No.
Once a nominee is confirmed by the U.S. Senate, that approval is final and may not be withdrawn or revoked, as a consequence of the United States Constitution. At that point, the only power the U.S. Senate has over the appointee is to impeach that individual, or to abolish the post to which that individual was appointed entirely by law. No law passed by Congress and no Congressional rule can change this fact.
This is a point so completely settled and obvious that I do not believe that it has ever been litigated. Certainly, the U.S. Senate has never purported to withdraw or revoke its confirmation of a nominee.
Congressmen delegate their power of advice when they nominate
department heads.
This is a fundamental misunderstanding of the advice and consent power of Article II, Section 2, Clause 2 of the U.S. Constitution, which in the course of enumerating powers of the President states:
He shall have power, by and with the advice and consent of the Senate,
to make treaties, provided two thirds of the Senators present concur;
and he shall nominate, and by and with the advice and consent of the
Senate, shall appoint ambassadors, other public ministers and consuls,
judges of the Supreme Court, and all other officers of the United
States, whose appointments are not herein otherwise provided for, and
which shall be established by law: but the Congress may by law vest
the appointment of such inferior officers, as they think proper, in
the President alone, in the courts of law, or in the heads of
departments.
It is not a power of Congress, in general, it is particular to the U.S. Senate.

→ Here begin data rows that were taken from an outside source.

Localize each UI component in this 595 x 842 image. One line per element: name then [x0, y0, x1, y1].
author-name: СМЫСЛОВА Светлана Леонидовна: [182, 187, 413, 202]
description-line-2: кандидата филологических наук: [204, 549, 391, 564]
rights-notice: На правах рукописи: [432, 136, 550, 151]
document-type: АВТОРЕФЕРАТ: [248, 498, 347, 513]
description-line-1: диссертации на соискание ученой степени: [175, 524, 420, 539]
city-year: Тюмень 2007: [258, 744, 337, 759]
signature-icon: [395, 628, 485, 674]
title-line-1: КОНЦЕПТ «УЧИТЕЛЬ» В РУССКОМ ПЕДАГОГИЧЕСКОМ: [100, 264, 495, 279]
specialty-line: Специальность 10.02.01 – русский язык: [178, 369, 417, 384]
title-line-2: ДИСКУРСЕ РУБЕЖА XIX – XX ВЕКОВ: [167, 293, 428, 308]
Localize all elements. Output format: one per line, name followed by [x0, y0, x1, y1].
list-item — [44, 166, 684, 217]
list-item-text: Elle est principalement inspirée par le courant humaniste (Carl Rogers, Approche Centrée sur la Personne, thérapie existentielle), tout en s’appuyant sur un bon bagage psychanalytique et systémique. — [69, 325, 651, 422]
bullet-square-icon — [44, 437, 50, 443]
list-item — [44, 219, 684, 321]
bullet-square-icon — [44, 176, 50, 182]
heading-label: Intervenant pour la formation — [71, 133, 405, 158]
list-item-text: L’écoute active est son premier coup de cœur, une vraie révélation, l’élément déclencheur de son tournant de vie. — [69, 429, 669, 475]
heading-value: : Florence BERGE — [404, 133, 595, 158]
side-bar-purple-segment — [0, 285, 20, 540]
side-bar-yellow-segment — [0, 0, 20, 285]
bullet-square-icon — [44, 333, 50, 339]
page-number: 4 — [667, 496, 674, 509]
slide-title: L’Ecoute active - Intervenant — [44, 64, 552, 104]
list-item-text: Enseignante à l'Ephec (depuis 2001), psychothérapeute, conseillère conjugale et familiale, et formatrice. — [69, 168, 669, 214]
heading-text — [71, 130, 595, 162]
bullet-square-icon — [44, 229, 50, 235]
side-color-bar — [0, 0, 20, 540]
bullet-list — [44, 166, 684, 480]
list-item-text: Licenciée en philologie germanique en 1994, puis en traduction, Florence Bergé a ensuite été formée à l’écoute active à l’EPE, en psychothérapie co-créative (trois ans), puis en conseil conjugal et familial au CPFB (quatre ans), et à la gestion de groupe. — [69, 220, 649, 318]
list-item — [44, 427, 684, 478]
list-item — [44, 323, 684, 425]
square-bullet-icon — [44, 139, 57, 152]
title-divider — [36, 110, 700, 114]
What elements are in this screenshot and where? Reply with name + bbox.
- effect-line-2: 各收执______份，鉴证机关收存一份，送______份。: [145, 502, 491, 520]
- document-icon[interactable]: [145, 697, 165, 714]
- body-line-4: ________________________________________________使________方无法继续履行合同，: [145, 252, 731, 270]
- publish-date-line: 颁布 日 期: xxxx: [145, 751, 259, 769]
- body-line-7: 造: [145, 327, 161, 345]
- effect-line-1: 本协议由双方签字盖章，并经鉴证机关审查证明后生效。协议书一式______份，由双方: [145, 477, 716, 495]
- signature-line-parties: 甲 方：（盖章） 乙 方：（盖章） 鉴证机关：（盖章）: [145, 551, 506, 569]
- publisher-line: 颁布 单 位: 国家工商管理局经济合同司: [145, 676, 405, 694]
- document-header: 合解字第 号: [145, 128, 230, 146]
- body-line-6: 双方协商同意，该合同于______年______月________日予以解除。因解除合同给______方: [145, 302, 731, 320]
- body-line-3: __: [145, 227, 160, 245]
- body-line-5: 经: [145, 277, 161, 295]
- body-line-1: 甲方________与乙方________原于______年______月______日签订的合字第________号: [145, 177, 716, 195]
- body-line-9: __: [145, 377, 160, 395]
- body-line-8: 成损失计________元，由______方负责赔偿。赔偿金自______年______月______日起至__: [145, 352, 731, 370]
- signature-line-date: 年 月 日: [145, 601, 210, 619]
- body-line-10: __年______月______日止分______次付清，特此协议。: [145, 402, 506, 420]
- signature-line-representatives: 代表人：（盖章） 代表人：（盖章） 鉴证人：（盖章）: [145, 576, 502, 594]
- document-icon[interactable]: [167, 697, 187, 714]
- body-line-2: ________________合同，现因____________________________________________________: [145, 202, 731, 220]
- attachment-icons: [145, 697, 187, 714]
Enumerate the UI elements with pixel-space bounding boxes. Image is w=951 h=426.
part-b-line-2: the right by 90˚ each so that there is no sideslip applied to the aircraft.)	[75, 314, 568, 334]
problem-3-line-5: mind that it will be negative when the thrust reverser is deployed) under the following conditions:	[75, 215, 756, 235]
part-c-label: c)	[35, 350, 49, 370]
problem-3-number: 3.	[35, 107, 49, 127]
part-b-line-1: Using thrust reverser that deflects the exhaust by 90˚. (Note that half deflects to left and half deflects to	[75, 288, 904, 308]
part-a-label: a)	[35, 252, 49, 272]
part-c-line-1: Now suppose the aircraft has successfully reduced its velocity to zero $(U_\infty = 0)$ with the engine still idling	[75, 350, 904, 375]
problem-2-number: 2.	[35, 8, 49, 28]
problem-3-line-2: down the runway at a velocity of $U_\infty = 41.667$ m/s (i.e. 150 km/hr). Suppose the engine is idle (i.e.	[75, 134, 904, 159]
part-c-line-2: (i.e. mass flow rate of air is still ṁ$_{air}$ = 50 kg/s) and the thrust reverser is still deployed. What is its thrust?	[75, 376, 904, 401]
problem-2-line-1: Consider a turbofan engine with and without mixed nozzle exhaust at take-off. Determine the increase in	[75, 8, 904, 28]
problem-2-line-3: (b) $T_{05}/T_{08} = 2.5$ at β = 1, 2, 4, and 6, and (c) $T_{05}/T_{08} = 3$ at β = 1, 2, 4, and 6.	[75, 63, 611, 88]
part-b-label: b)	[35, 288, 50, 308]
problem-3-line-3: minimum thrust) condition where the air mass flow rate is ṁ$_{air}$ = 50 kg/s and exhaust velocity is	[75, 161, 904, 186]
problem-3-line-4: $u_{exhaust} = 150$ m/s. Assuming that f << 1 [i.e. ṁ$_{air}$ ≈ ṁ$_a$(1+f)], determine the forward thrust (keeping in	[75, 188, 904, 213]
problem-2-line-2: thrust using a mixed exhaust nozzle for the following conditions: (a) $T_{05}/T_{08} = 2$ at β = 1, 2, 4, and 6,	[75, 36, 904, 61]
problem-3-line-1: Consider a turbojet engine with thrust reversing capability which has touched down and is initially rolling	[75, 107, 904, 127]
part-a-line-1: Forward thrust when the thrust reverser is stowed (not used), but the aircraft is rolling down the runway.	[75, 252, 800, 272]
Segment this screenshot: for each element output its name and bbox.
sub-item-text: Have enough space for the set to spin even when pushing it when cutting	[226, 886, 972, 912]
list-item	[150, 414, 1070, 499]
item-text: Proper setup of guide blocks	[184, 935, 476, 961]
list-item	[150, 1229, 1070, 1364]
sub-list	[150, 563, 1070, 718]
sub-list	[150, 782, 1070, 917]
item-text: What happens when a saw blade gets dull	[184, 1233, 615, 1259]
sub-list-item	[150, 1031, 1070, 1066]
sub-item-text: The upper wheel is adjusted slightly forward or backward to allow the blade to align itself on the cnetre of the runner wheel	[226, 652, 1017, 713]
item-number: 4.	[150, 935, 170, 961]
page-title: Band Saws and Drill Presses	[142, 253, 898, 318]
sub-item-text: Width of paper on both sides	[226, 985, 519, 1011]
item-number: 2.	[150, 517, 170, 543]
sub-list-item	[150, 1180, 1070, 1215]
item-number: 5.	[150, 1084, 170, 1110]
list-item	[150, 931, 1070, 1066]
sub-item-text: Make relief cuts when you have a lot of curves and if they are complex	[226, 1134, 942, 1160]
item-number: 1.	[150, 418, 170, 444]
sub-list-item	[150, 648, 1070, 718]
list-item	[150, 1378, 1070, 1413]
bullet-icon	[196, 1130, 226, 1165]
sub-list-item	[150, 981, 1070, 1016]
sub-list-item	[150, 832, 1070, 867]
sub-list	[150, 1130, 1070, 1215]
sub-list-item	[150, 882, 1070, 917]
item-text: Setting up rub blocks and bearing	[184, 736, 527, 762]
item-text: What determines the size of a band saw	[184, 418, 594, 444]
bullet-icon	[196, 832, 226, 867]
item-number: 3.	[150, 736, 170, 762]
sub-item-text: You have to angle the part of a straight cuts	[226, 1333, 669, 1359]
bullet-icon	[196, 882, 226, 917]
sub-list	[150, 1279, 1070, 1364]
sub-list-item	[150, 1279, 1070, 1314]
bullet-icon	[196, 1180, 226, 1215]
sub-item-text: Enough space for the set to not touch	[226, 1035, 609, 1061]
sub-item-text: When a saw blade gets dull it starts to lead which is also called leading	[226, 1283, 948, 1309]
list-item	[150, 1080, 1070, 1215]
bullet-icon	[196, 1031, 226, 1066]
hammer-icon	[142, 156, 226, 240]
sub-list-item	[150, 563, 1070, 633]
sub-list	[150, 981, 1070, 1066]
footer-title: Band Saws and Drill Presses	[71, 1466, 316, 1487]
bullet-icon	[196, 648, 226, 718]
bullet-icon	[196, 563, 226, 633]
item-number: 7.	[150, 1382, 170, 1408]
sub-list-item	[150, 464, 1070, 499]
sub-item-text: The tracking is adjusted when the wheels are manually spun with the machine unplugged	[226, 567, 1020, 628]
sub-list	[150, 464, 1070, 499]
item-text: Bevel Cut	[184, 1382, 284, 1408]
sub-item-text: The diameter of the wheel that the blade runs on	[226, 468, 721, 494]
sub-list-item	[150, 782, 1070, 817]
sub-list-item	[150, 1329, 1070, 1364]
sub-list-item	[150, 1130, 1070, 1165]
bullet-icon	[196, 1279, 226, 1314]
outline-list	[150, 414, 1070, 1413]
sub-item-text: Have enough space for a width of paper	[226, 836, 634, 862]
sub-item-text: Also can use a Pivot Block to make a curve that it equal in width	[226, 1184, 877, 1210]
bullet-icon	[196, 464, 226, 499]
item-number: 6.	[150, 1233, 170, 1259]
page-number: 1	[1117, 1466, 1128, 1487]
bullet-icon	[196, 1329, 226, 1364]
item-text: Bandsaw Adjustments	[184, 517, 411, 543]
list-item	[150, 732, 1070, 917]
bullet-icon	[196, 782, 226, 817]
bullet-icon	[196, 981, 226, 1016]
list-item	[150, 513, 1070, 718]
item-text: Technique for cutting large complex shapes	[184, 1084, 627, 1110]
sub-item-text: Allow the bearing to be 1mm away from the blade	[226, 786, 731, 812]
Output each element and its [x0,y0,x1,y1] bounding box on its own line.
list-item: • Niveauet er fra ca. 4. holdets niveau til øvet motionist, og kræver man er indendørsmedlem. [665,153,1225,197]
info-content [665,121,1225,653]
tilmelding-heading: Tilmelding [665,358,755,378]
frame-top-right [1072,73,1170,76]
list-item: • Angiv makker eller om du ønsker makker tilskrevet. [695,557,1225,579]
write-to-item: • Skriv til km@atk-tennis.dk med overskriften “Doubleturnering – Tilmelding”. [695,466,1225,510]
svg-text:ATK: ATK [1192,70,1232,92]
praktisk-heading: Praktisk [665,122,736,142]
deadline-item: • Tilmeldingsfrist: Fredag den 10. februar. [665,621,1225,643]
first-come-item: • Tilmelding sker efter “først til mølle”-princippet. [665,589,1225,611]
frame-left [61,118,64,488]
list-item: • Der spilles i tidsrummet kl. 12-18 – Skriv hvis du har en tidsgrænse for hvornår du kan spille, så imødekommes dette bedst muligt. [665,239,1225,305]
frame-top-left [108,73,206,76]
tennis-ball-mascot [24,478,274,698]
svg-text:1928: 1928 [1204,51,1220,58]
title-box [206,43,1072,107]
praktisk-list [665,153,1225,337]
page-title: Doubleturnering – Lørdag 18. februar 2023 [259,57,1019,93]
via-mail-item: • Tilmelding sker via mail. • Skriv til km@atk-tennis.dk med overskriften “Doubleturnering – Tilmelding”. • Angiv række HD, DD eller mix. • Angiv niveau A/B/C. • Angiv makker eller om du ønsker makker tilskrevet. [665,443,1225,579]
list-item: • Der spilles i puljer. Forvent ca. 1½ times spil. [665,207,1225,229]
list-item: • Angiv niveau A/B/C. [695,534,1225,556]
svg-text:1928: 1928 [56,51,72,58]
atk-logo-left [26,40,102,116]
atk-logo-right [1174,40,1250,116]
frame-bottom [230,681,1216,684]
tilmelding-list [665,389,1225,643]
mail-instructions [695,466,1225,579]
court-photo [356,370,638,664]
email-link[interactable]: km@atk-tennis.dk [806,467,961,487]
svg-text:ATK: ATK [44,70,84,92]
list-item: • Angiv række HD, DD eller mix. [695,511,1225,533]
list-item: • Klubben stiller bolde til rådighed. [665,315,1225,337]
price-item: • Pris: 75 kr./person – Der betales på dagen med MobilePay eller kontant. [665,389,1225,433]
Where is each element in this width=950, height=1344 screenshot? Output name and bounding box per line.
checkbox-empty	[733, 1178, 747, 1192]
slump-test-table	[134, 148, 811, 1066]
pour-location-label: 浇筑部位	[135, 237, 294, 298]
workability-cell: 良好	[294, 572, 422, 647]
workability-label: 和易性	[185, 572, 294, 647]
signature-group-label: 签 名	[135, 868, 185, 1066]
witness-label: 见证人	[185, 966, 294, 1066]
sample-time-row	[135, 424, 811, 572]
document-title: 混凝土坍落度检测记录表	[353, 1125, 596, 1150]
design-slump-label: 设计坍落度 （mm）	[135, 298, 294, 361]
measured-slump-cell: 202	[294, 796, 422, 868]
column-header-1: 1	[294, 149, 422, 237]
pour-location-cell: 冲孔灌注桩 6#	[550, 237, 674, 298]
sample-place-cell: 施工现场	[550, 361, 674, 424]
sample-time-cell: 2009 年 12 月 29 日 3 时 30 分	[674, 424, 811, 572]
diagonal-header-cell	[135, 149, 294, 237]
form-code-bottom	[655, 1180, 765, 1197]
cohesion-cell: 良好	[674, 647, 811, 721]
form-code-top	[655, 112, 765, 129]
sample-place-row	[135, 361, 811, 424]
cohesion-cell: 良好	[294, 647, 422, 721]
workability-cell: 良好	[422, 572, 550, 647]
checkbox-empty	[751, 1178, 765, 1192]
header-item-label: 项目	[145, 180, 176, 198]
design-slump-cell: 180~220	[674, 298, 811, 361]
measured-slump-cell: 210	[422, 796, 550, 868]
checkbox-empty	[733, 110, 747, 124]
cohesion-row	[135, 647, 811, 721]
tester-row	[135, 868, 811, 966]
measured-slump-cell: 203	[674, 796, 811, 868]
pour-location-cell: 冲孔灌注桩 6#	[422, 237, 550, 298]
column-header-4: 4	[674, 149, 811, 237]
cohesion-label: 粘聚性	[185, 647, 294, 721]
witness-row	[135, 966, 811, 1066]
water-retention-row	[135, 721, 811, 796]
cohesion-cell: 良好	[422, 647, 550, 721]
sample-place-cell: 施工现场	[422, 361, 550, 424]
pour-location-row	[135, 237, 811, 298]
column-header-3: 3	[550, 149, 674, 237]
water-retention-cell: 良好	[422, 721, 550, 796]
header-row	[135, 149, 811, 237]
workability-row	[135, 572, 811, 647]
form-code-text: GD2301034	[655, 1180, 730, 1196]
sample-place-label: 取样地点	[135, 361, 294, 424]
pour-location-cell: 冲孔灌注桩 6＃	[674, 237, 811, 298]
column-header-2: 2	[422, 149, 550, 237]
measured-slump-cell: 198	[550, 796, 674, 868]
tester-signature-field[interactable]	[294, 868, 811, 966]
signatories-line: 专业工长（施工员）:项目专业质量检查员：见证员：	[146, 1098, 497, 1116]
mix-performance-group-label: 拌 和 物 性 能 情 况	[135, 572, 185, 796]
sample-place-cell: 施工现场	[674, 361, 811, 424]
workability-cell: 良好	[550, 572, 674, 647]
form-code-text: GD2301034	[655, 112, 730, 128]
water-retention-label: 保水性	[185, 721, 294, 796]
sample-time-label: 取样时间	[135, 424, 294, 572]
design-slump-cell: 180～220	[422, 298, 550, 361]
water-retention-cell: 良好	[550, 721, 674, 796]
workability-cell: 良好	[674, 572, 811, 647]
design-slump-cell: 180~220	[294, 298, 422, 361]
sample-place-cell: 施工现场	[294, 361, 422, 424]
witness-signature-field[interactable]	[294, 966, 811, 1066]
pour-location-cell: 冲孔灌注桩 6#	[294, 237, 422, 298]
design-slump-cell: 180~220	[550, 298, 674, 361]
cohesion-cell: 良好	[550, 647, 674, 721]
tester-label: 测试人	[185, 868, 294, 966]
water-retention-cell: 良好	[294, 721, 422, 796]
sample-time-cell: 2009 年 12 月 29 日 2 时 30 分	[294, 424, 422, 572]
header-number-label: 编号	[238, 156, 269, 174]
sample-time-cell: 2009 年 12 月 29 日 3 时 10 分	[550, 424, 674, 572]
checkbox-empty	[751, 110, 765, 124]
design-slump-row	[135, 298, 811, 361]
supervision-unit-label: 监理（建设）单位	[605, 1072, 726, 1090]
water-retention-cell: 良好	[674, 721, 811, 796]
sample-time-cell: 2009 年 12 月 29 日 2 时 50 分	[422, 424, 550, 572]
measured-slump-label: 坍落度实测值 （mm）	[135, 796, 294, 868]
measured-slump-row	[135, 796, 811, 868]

The U.S. Senate can provide advice and consent to the President, directly, regarding who should be appointed to certain positions requiring U.S. Senate approval (there has been some debate over whether that advice should be pre-nomination or post-nomination, but there is no debate that it must be pre-confirmation), and regarding treaties.
The advice and consent power is not global as to all actions of the President; it applies only to treaties and appointments. And, it is never delegated. Consent to an appointment is consent to the momentary act of hiring someone for a position. Once that act is completed, there is nothing to withdraw consent to that is not a fait accompli, the appointment has happened. The U.S. Senate consents only to the act of hiring someone and not to the continued employment of someone.
Conceptually, hiring and firing personnel in the executive branch is an executive branch function. The U.S. Constitution's appointments clause, which is in Article II of the U.S. Constitution pertaining to the Presidency, contains a small check on the President's power to hire executive branch officials by requiring U.S. Senate approval for the President to appoint certain senior executive branch officials determined by law. Once that narrow check on the President's power is overcome, the default principle that personnel matters in the executive branch are the President's problem and not for Congress to have a say in, in the strong President form of government that exists in the United States, is restored.
This is an application of the principle of separation of powers with checks and balances, as set forth by James Madison in Federal Paper No. 51 (which is authoritative because the Federalist papers are legislative history for the U.S. Constitution and represent the intended meaning of the document which was considered and effectively adopted by ratifying states when the U.S. Constitution was presented for ratification. The Federalist papers are basically the contemporaneous official commentary to the U.S. Constitution, written by its proponents, which elucidate its meaning, given the brevity of the U.S. Constitution. Federalist Papers 65-67 (written by Alexander Hamilton) also clarify the contemplated meaning of Article II, Section 2, Clause 2 of the United States Constitution and how that interacts with the impeachment power.
Because the U.S. is not a parliamentary system of government, Congress does not have a say over the day to day operational decisions involved in running the government, such as monitoring the performance of senior government officials once they have been appointed and firing them if they fail to perform.